Among the key challenges nurses face in caring for people from different cultural and language backgrounds is understanding and connecting in a meaningful way with them.
"Culture is about meaning and ‘meaning making’," Professor Johnstone said.
"If nurses don’t inquire about or try to understand the meanings people attribute to their end-of-life care experience this can sometimes result in patients and families being approached in the 'wrong way' and 'wrong care' being given. In either case this could have devastating consequences for patient and family alike – even though unintended.
"Ultimately, all patients and their families should experience a 'good death', one that is free of avoidable distress and suffering for the patients, families and caregivers; generally accords with the patients’ and families’ wishes; and is reasonably consistent with clinical and ethical standards and is culturally appropriate."
Through the project, funded by a Nurses Board of Victoria Legacy Limited Ella Lowe Grant, the researchers will look at the role of nurses and the strategies they employ in end-of-life decision making involving people from culturally diverse backgrounds.

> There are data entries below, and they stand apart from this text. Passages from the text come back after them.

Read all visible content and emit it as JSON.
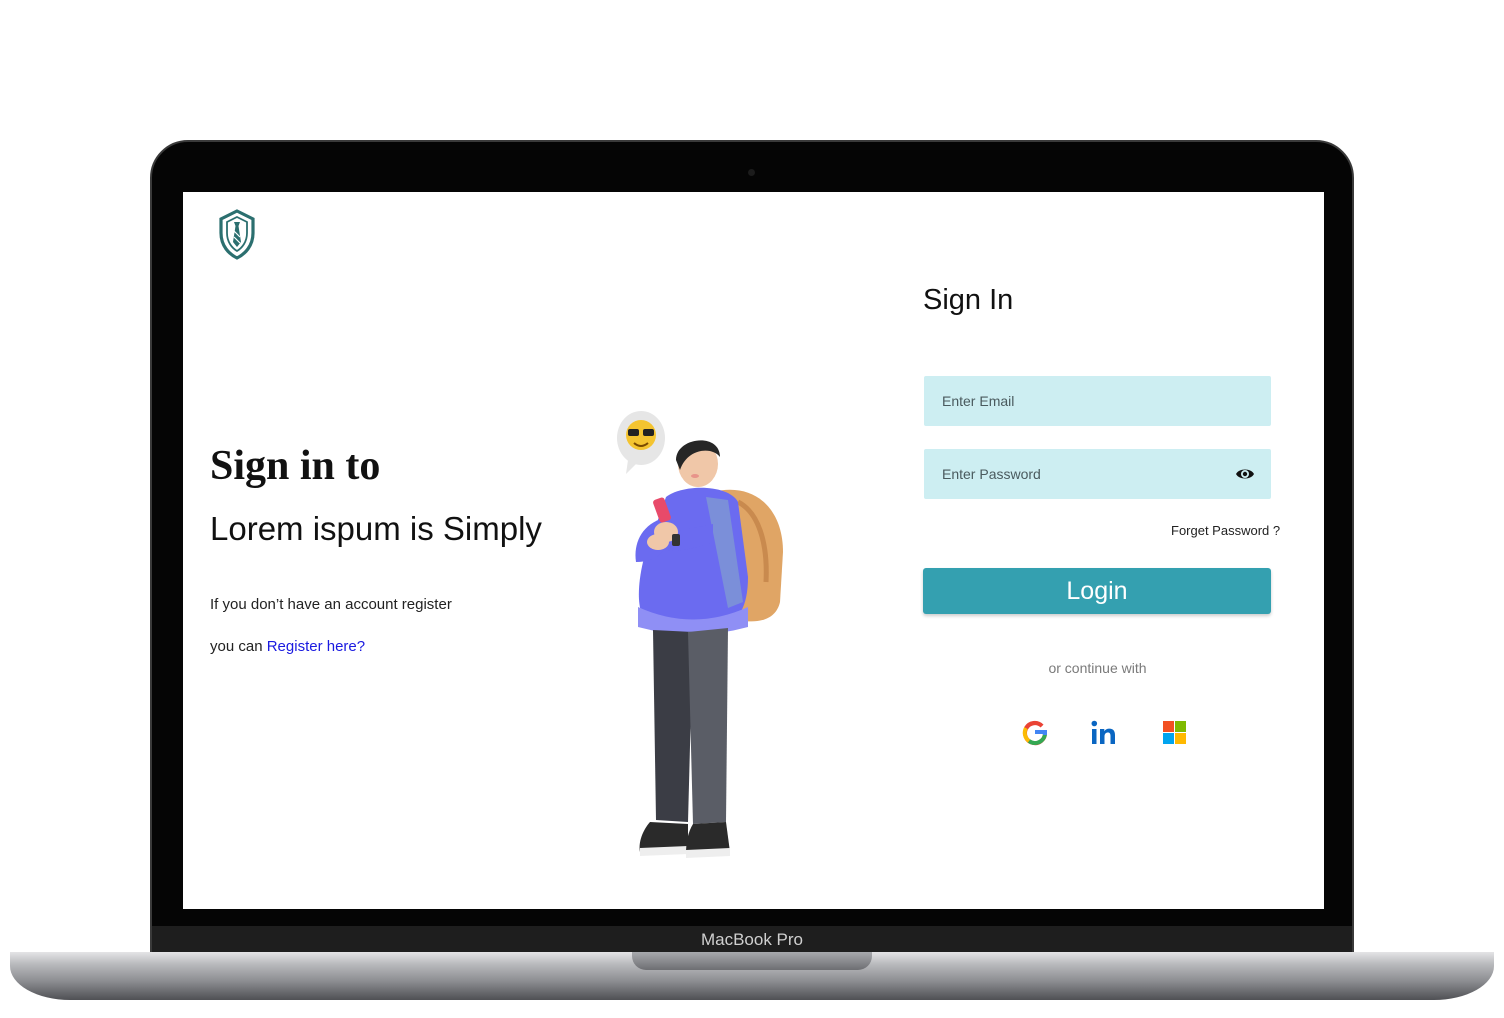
{
  "device": {
    "label": "MacBook Pro"
  },
  "left_panel": {
    "heading": "Sign in to",
    "subheading": "Lorem ispum is Simply",
    "register_line1": "If you don’t have an account register",
    "register_prefix": "you can ",
    "register_link": "Register here?"
  },
  "form": {
    "title": "Sign In",
    "email_placeholder": "Enter Email",
    "password_placeholder": "Enter Password",
    "forgot_label": "Forget Password ?",
    "login_label": "Login",
    "continue_text": "or continue with"
  },
  "social": [
    "google-icon",
    "linkedin-icon",
    "microsoft-icon"
  ],
  "colors": {
    "accent": "#34a0b0",
    "input_bg": "#cdeef2",
    "logo": "#2b6f6f",
    "link": "#1a1ae0"
  },
  "icons": {
    "logo": "shield-tie-icon",
    "password_toggle": "eye-icon"
  }
}
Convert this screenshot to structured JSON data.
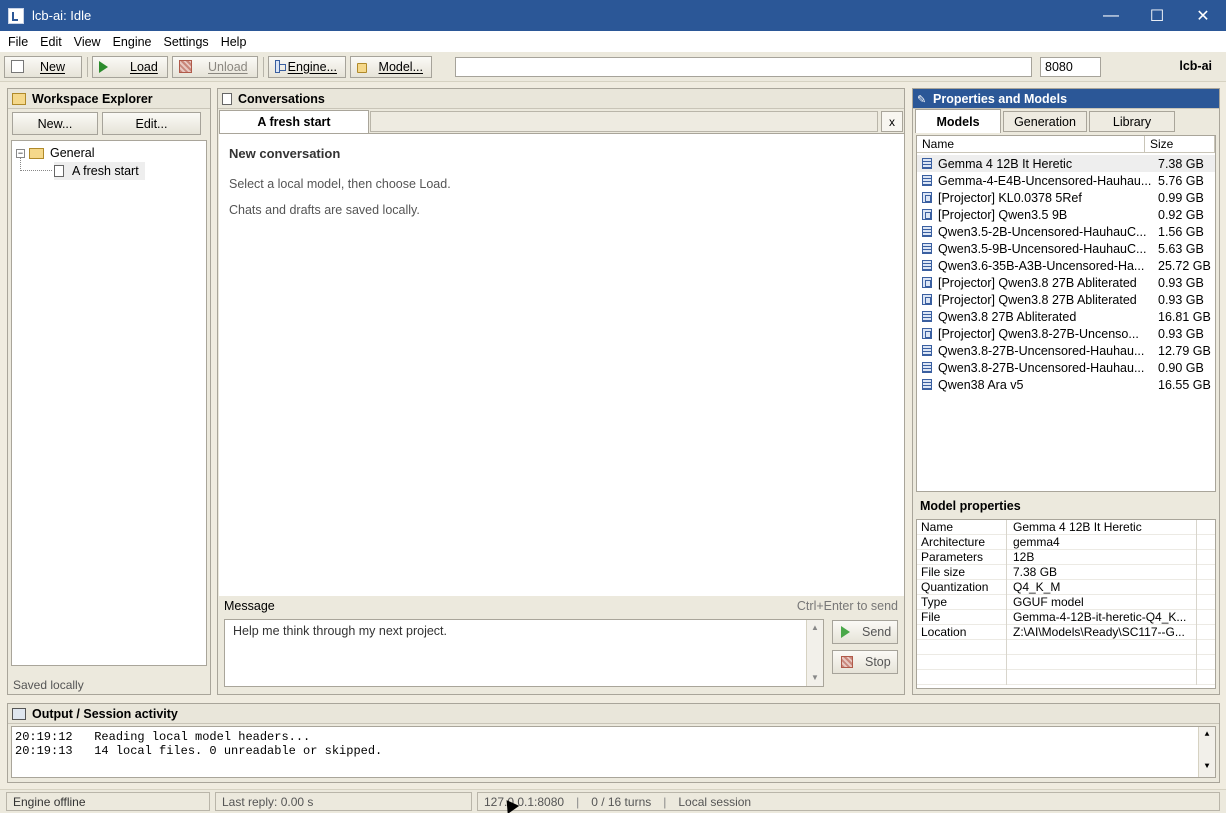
{
  "window": {
    "title": "lcb-ai: Idle"
  },
  "menu": [
    "File",
    "Edit",
    "View",
    "Engine",
    "Settings",
    "Help"
  ],
  "toolbar": {
    "new_label": "New",
    "load_label": "Load",
    "unload_label": "Unload",
    "engine_label": "Engine...",
    "model_label": "Model...",
    "path_value": "",
    "port_value": "8080",
    "brand": "lcb-ai"
  },
  "workspace": {
    "title": "Workspace Explorer",
    "new_button": "New...",
    "edit_button": "Edit...",
    "tree": {
      "folder": "General",
      "item": "A fresh start"
    },
    "status": "Saved locally"
  },
  "conversations": {
    "title": "Conversations",
    "active_tab": "A fresh start",
    "close_label": "x",
    "heading": "New conversation",
    "line1": "Select a local model, then choose Load.",
    "line2": "Chats and drafts are saved locally.",
    "message_label": "Message",
    "message_hint": "Ctrl+Enter to send",
    "message_value": "Help me think through my next project.",
    "send_label": "Send",
    "stop_label": "Stop"
  },
  "properties": {
    "title": "Properties and Models",
    "tabs": [
      "Models",
      "Generation",
      "Library"
    ],
    "columns": {
      "name": "Name",
      "size": "Size"
    },
    "models": [
      {
        "name": "Gemma 4 12B It Heretic",
        "size": "7.38 GB",
        "icon": "model-icon"
      },
      {
        "name": "Gemma-4-E4B-Uncensored-Hauhau...",
        "size": "5.76 GB",
        "icon": "model-icon"
      },
      {
        "name": "[Projector] KL0.0378 5Ref",
        "size": "0.99 GB",
        "icon": "projector-icon"
      },
      {
        "name": "[Projector] Qwen3.5 9B",
        "size": "0.92 GB",
        "icon": "projector-icon"
      },
      {
        "name": "Qwen3.5-2B-Uncensored-HauhauC...",
        "size": "1.56 GB",
        "icon": "model-icon"
      },
      {
        "name": "Qwen3.5-9B-Uncensored-HauhauC...",
        "size": "5.63 GB",
        "icon": "model-icon"
      },
      {
        "name": "Qwen3.6-35B-A3B-Uncensored-Ha...",
        "size": "25.72 GB",
        "icon": "model-icon"
      },
      {
        "name": "[Projector] Qwen3.8 27B Abliterated",
        "size": "0.93 GB",
        "icon": "projector-icon"
      },
      {
        "name": "[Projector] Qwen3.8 27B Abliterated",
        "size": "0.93 GB",
        "icon": "projector-icon"
      },
      {
        "name": "Qwen3.8 27B Abliterated",
        "size": "16.81 GB",
        "icon": "model-icon"
      },
      {
        "name": "[Projector] Qwen3.8-27B-Uncenso...",
        "size": "0.93 GB",
        "icon": "projector-icon"
      },
      {
        "name": "Qwen3.8-27B-Uncensored-Hauhau...",
        "size": "12.79 GB",
        "icon": "model-icon"
      },
      {
        "name": "Qwen3.8-27B-Uncensored-Hauhau...",
        "size": "0.90 GB",
        "icon": "model-icon"
      },
      {
        "name": "Qwen38 Ara v5",
        "size": "16.55 GB",
        "icon": "model-icon"
      }
    ],
    "model_properties_title": "Model properties",
    "model_properties": [
      {
        "key": "Name",
        "value": "Gemma 4 12B It Heretic"
      },
      {
        "key": "Architecture",
        "value": "gemma4"
      },
      {
        "key": "Parameters",
        "value": "12B"
      },
      {
        "key": "File size",
        "value": "7.38 GB"
      },
      {
        "key": "Quantization",
        "value": "Q4_K_M"
      },
      {
        "key": "Type",
        "value": "GGUF model"
      },
      {
        "key": "File",
        "value": "Gemma-4-12B-it-heretic-Q4_K..."
      },
      {
        "key": "Location",
        "value": "Z:\\AI\\Models\\Ready\\SC117--G..."
      }
    ]
  },
  "output": {
    "title": "Output / Session activity",
    "log": [
      "20:19:12   Reading local model headers...",
      "20:19:13   14 local files. 0 unreadable or skipped."
    ]
  },
  "status": {
    "engine": "Engine offline",
    "last_reply": "Last reply: 0.00 s",
    "address": "127.0.0.1:8080",
    "turns": "0 / 16 turns",
    "session": "Local session"
  },
  "colors": {
    "accent": "#2b5797",
    "surface": "#ece9dd"
  }
}
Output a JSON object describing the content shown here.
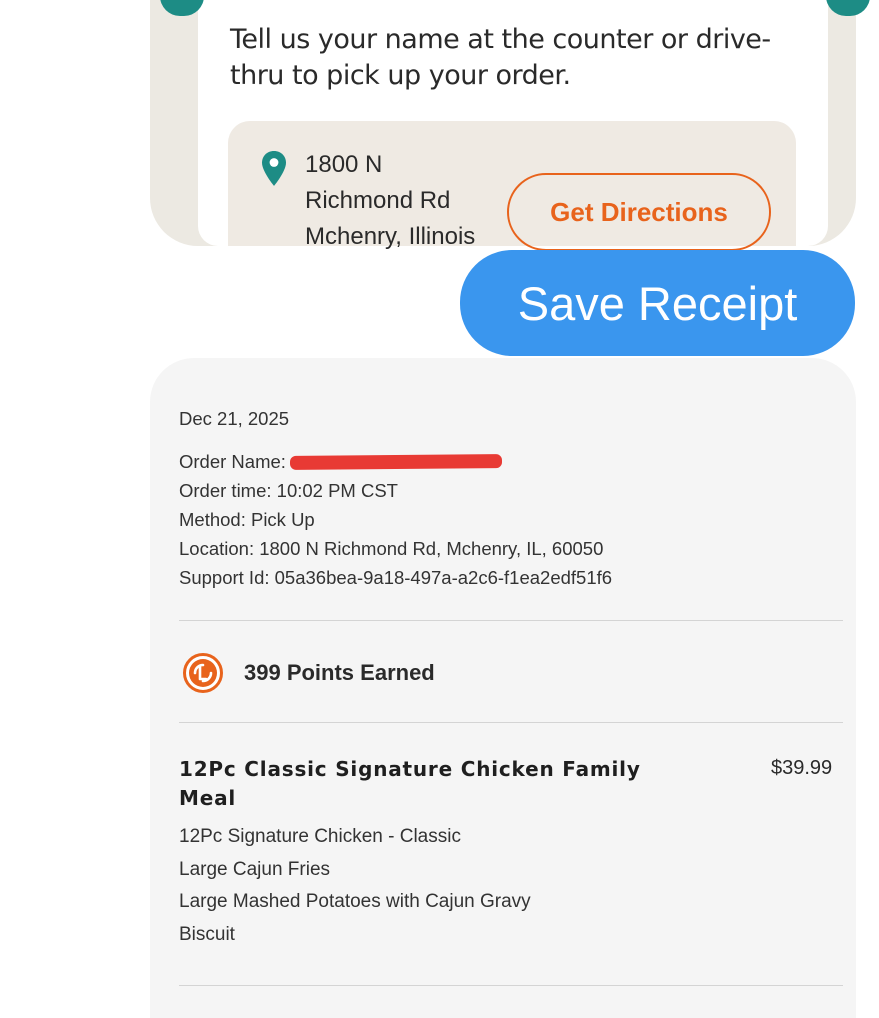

"We are interested in understanding nurses’ 'death literacy'; how do they broach the subject of death and address the concerns that the subject may evoke in the patient, the patient’s family, co-workers or even themselves," Professor Johnstone said.
"What we find with this project will form the basis of further investigation of the link between nurses' end-of-life decision making and the appropriate 'good death' experience of patients and families from culturally diverse backgrounds."